It was inevitable that Research In Motion would create a music product for its BlackBerry smartphones. Its primary competitors, Android and the iPhone, offer music services in some form or another. Apple has long used the iTunes store on its mobile platforms, and Google recently introduced Google Music, which allows users to upload their entire libraries to the cloud. Apple, too, will offer a similar service. Yet RIM has opted to take a different route.
BBM Music, announced in August, comes with far more limits than typical music programs. While services such as Napster, Spotify, and Rhapsody offer unlimited music for $10 per month, BBM Music offers just 50 songs to its users. The price is right, at $5 per month, but that’s essentially 10 cents per song, whereas each song on the three aforementioned services costs just a small fraction of a penny. How, then, can RIM even compete with existing music services?
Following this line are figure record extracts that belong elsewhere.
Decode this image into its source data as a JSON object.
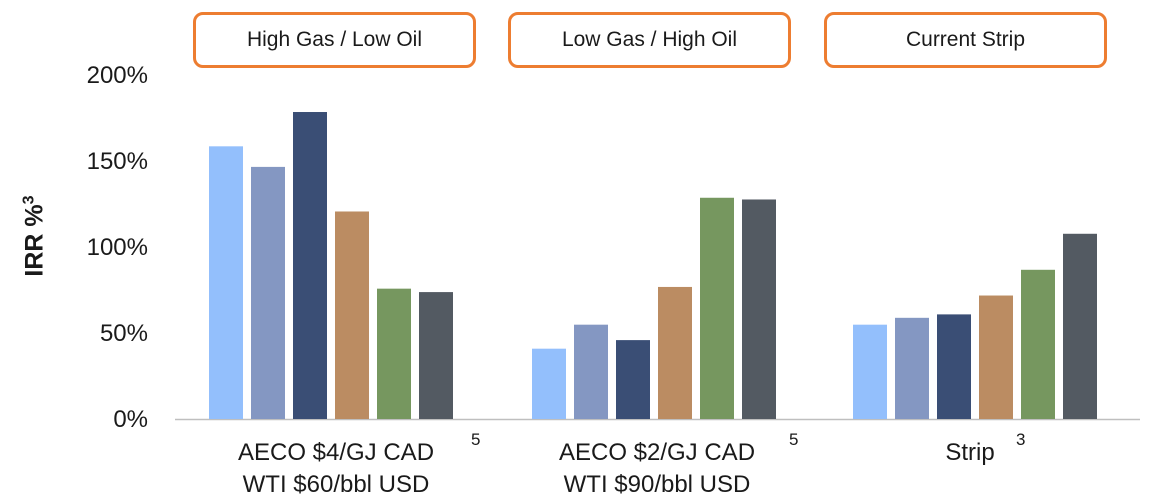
{
  "scenarios": [
    {
      "label": "High Gas / Low Oil"
    },
    {
      "label": "Low Gas / High Oil"
    },
    {
      "label": "Current Strip"
    }
  ],
  "y_axis": {
    "label": "IRR %",
    "label_sup": "3",
    "ticks": [
      "0%",
      "50%",
      "100%",
      "150%",
      "200%"
    ]
  },
  "x_axis": {
    "groups": [
      {
        "line1": "AECO $4/GJ CAD",
        "line2": "WTI $60/bbl USD",
        "sup": "5"
      },
      {
        "line1": "AECO $2/GJ CAD",
        "line2": "WTI $90/bbl USD",
        "sup": "5"
      },
      {
        "line1": "Strip",
        "line2": "",
        "sup": "3"
      }
    ]
  },
  "colors": [
    "#93BFFC",
    "#8497C2",
    "#3A4E75",
    "#BB8C62",
    "#76975F",
    "#535A62"
  ],
  "chart_data": {
    "type": "bar",
    "categories": [
      "AECO $4/GJ CAD WTI $60/bbl USD",
      "AECO $2/GJ CAD WTI $90/bbl USD",
      "Strip"
    ],
    "series": [
      {
        "values": [
          159,
          41,
          55
        ]
      },
      {
        "values": [
          147,
          55,
          59
        ]
      },
      {
        "values": [
          179,
          46,
          61
        ]
      },
      {
        "values": [
          121,
          77,
          72
        ]
      },
      {
        "values": [
          76,
          129,
          87
        ]
      },
      {
        "values": [
          74,
          128,
          108
        ]
      }
    ],
    "ylabel": "IRR %",
    "ylim": [
      0,
      200
    ],
    "yticks": [
      0,
      50,
      100,
      150,
      200
    ],
    "grid": false,
    "legend": "none"
  }
}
Their answer is to change the way we consume music on the mobile platform. Currently users have two primary options. They can choose one of the unlimited services and enjoy an enormous library of music, or they can pay per album or song and retain ownership of their music. But in both cases there is one lacking element: social interaction. That’s what BBM Music offers that few others do.
The premise of the offering is simple. You pay your $5 per month, and you get to choose 50 songs. Those represent your music library, though they can be played only on the user’s BlackBerry smartphone and, if applicable, BlackBerry PlayBook. Users also have the option of swapping up to 25 songs each month, thereby keeping the library fresh. What’s so special about 50 songs? That’s where the social angle comes into play. BBM Music works a bit like Facebook, wherein you can become friends with others. Friends can access each other’s music library, thereby increasing the base 50 songs. The more friends a user has, the more music she can access. And so a 50-song library can turn into a 1,000-song library pretty quickly.
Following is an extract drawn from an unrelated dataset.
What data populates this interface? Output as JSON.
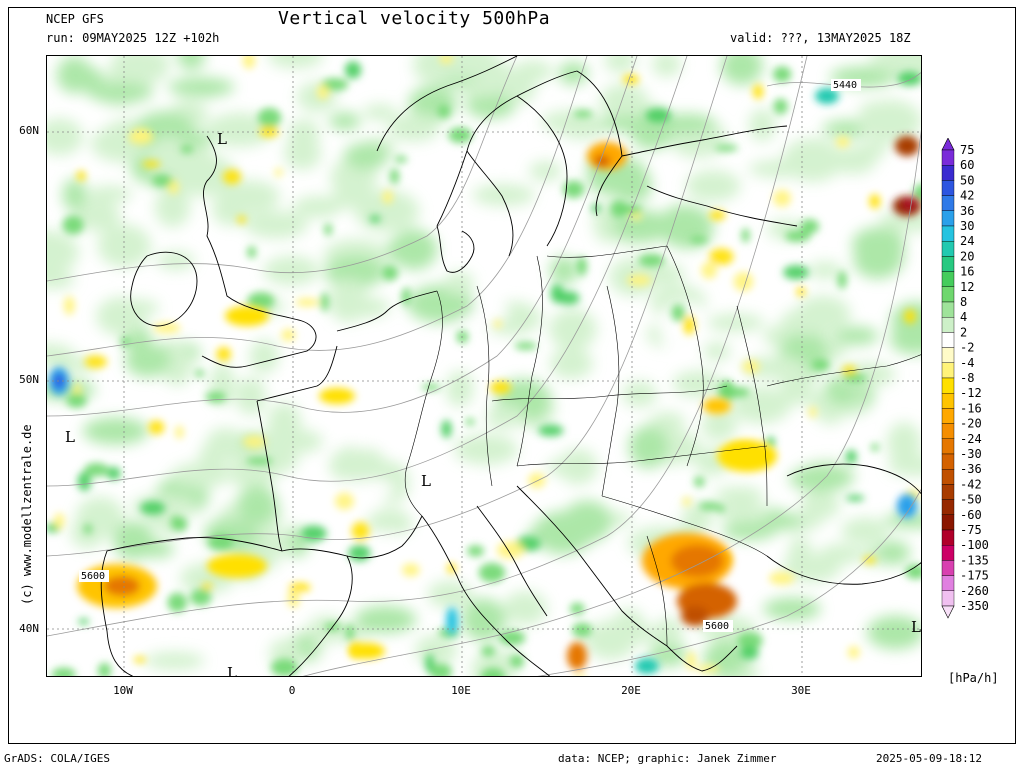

(And, so its users retain some level of privacy, friending someone on BBM Music is separate from BBM contact requests. That is, not everyone you’re friends with ob BBM Music will appear on a user’s BBM contact list. It is an option, but it is not required. All BBM PINs stay confidential until the user grands others permission.)
This harkens back to the days when music was still a physical medium. In those days a CD was not only something kept on a shelf. It circulated among friends. Those friends would listen to the music and then make mix tapes for their own collections. Music would travel in this way, opening everyone in a circle of friends to a larger library. Record labels might not have liked it, but it was a natural cost of doing business. But once music went all digital, much of that social experience was lost.
BBM Music brings back that social aspect of music. Friends can again exchange songs and albums, thereby growing their own libraries. They’re doing it legally, too, rather than illegally copying music to cassettes or burning CDs. All that music is available to them wherever they go, too. That’s a nice upgrade over the previous mix tape and CD methods of sharing. Forgetting the CD meant missing out on that music. Few people forget their BlackBerry devices.
The only remaining issue, then, is the limited library size. Even if a user manages to friend 20 others, that’s still only 1,000 songs. Unlimited services can offer 10,000 times more music. Doesn’t that sound worth the extra $5 per month? For a few it might, but the average user simply doesn’t take full advantage of unlimited music plans. They listen to a handful of tracks on repeat, and those tracks change with time. Think of it like a Top 40 radio station. Users can create their own Top 50 stations, swapping out half the tracks month after month. That will be more than enough for most users, especially when combined with their existing music libraries.
The new BBM Music offering is by no means perfect. But no music service can be that. Instead of opting for another all-inclusive service, RIM has opted for a more limited, but cheaper, offering that adds an element that other music services lack. Users can still build out considerable music libraries through a large friends network, and can continue changing their libraries every month. It harkens back to the days of album swapping. RIM has to play up this nostalgia angle if BBM Music is going to work; failing to do so will leave users to question the 50-song limit. But if marketed correctly BBM Music has potential as something different in a marketplace full of the same old thing.
Joe Pawlikowski is the editor of BBGeeks.com, a site that provides BlackBerry users with practical tips and information that help them better use their devices.